IT'S red. It's square. And although it's not far away, astronomers have just revealed the first picture of the Red Square Nebula.

"It should have been discovered before," Sydney University astrophysicist Peter Tuthill said.

Along with James Lloyd of Cornell University in Ithaca, New York, Dr Tuthill found the previously unknown celestial object while studying a well-known star called MWC 922.

The star is located roughly 5000 light-years away. A light-year is 9.46 trillion kilometres.

"It's so nearly square that people probably mistook it for an aberration of the telescope," Dr Tuthill suggests.

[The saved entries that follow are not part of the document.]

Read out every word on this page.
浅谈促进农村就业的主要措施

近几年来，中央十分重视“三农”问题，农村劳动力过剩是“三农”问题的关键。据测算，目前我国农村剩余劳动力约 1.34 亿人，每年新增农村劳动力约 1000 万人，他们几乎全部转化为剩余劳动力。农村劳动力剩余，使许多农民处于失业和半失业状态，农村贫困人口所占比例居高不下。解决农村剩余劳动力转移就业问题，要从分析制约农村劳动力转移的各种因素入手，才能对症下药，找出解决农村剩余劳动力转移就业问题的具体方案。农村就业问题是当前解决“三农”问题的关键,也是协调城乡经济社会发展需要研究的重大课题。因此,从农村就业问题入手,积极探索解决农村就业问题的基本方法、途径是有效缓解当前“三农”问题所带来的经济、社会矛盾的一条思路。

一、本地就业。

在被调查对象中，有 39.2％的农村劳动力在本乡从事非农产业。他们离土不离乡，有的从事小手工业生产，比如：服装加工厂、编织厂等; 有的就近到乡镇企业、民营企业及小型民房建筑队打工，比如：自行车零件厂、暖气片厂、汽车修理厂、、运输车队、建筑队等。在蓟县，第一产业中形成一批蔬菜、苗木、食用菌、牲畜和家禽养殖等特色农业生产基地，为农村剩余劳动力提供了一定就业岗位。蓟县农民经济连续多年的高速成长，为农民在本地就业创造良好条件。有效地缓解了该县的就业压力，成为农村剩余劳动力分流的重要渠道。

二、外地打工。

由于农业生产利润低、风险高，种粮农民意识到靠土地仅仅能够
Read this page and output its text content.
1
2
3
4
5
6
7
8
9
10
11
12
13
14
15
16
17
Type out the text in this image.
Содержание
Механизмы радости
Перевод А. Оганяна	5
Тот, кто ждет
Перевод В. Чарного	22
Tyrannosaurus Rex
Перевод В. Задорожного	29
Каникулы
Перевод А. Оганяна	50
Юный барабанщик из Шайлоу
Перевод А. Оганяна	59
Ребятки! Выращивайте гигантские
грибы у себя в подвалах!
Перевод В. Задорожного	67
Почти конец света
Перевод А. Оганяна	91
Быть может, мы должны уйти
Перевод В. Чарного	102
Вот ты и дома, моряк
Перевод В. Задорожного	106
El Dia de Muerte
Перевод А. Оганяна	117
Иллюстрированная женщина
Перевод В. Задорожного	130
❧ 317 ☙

By combining extremely high-resolution, near-infrared images of the star -- taken by the Mt Palomar Hale telescope in California and the Keck-2 telescope in Hawaii -- they realised that MWC 922 was the core of a nebula, an object formed by gas, dust and a central star.

According to Dr Tuthill, the regularity and intricate linear form of the nebula make it one of the most symmetrical objects ever found. Known as a "bipolar nebula", it has twin cones of out-flowing winds, shaped like two cocktail glasses placed stem to stem.

Lying across the "rim" of each glass is a linear structure resembling a pocket comb. A line runs like an equator from the right-hand side of one rim to the right-hand side of the other.

The nebula is significant as it's similar to another bipolar nebula, the Red Rectangle. Astronomers have been looking for a similar object since it was discovered 30 years ago.

Dr Lloyd and Dr Tuthill speculated in a report in the journal Science that conditions required to form these mirror-image structures may not be as rare as believed. They also said the striking ring system that formed around the supernova discovered in 1987 may have emerged from a progenitor system like the Red Square nebula.

"Discoveries as beautiful and interesting as this one don't come around very often in astronomy," Dr Tuthill said.